Predicting whether a precipitate will form

Consider the slightly soluble compound MX for which K_s is known.
For a solution of MX at equilibrium in the presence of undissolved solid, the product of concentrations in Q_s is equal to K_s, the solubility constant for the compound. For solutions that are not at equilibrium Q_s is NOT equal to K_s.

MX(s)

M⁺(aq) + X^–(aq)
Q_s = [M⁺][X^–]

Thus comparing the value of Q_s with K_s for a solution containing the cation and anion of an sparingly soluble solid allows one to establish

if the system is at equilibrium (Q_s= K_s) AND
if Q_sis not equal to K_s to predict whether the amount of precipitate will be increased when equilibrium is reached

If the calculated Q_s is

greater than K_s then the reaction that results in a lower concentration of the ions in solution (precipitation) is faster until Q_s becomes equal to K_s(and more precipitate forms)
less than K_s then the reaction that increases the concentration of the ions in solution is faster until Q_s equals K_s. If there is precipiate present it will dissolve. If there is no precipitate present, no change will be observed.

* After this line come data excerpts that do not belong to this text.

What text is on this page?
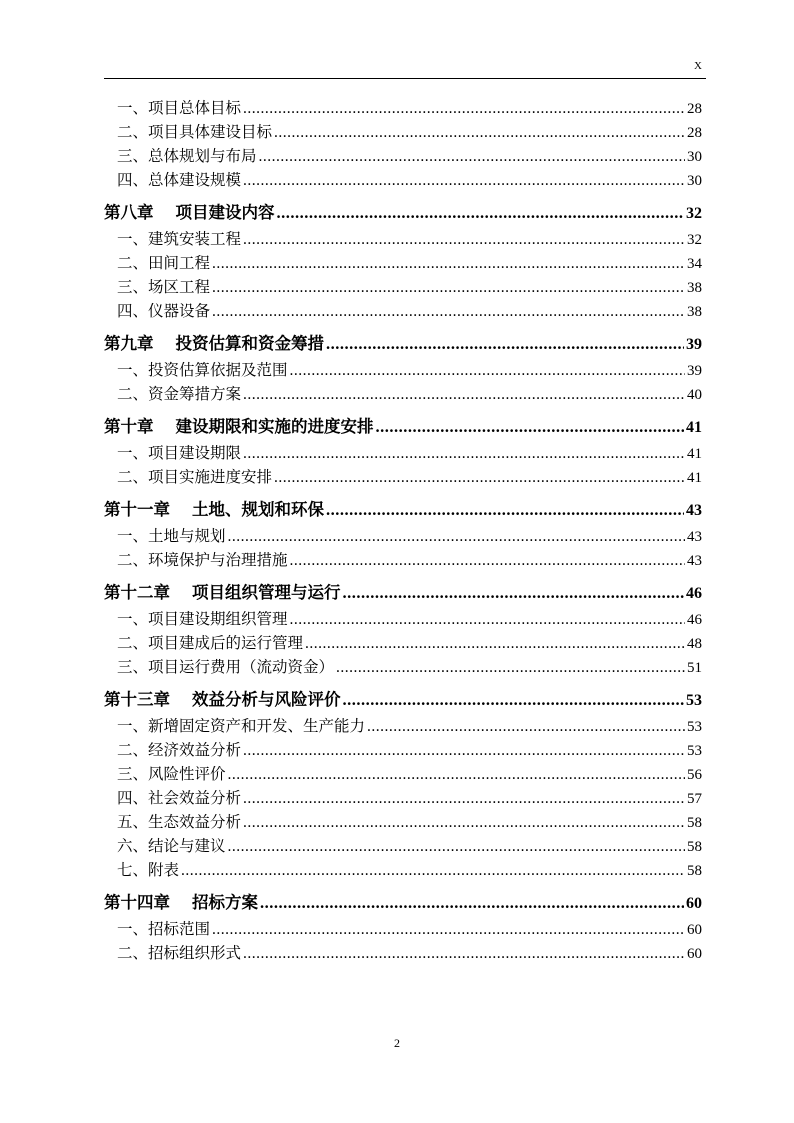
X
一、项目总体目标 .....	28
二、项目具体建设目标 .....	28
三、总体规划与布局 .....	30
四、总体建设规模 .....	30
第八章 项目建设内容 .....	32
一、建筑安装工程 .....	32
二、田间工程 .....	34
三、场区工程 .....	38
四、仪器设备 .....	38
第九章 投资估算和资金筹措 .....	39
一、投资估算依据及范围 .....	39
二、资金筹措方案 .....	40
第十章 建设期限和实施的进度安排 .....	41
一、项目建设期限 .....	41
二、项目实施进度安排 .....	41
第十一章 土地、规划和环保 .....	43
一、土地与规划 .....	43
二、环境保护与治理措施 .....	43
第十二章 项目组织管理与运行 .....	46
一、项目建设期组织管理 .....	46
二、项目建成后的运行管理 .....	48
三、项目运行费用（流动资金） .....	51
第十三章 效益分析与风险评价 .....	53
一、新增固定资产和开发、生产能力 .....	53
二、经济效益分析 .....	53
三、风险性评价 .....	56
四、社会效益分析 .....	57
五、生态效益分析 .....	58
六、结论与建议 .....	58
七、附表 .....	58
第十四章 招标方案 .....	60
一、招标范围 .....	60
二、招标组织形式 .....	60
2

Thus one can predict if mixing two solutions will give rise to a precipitate by calculating Qs in the mixed solution. The ion concentrations required are calculated by

calculating the amount in moles of each substance mixed using n = cV (c and V are the concentration and volume of the solution containing that before mixing).
dividing the result of 1 by the total volume in litres of the solution after mixing.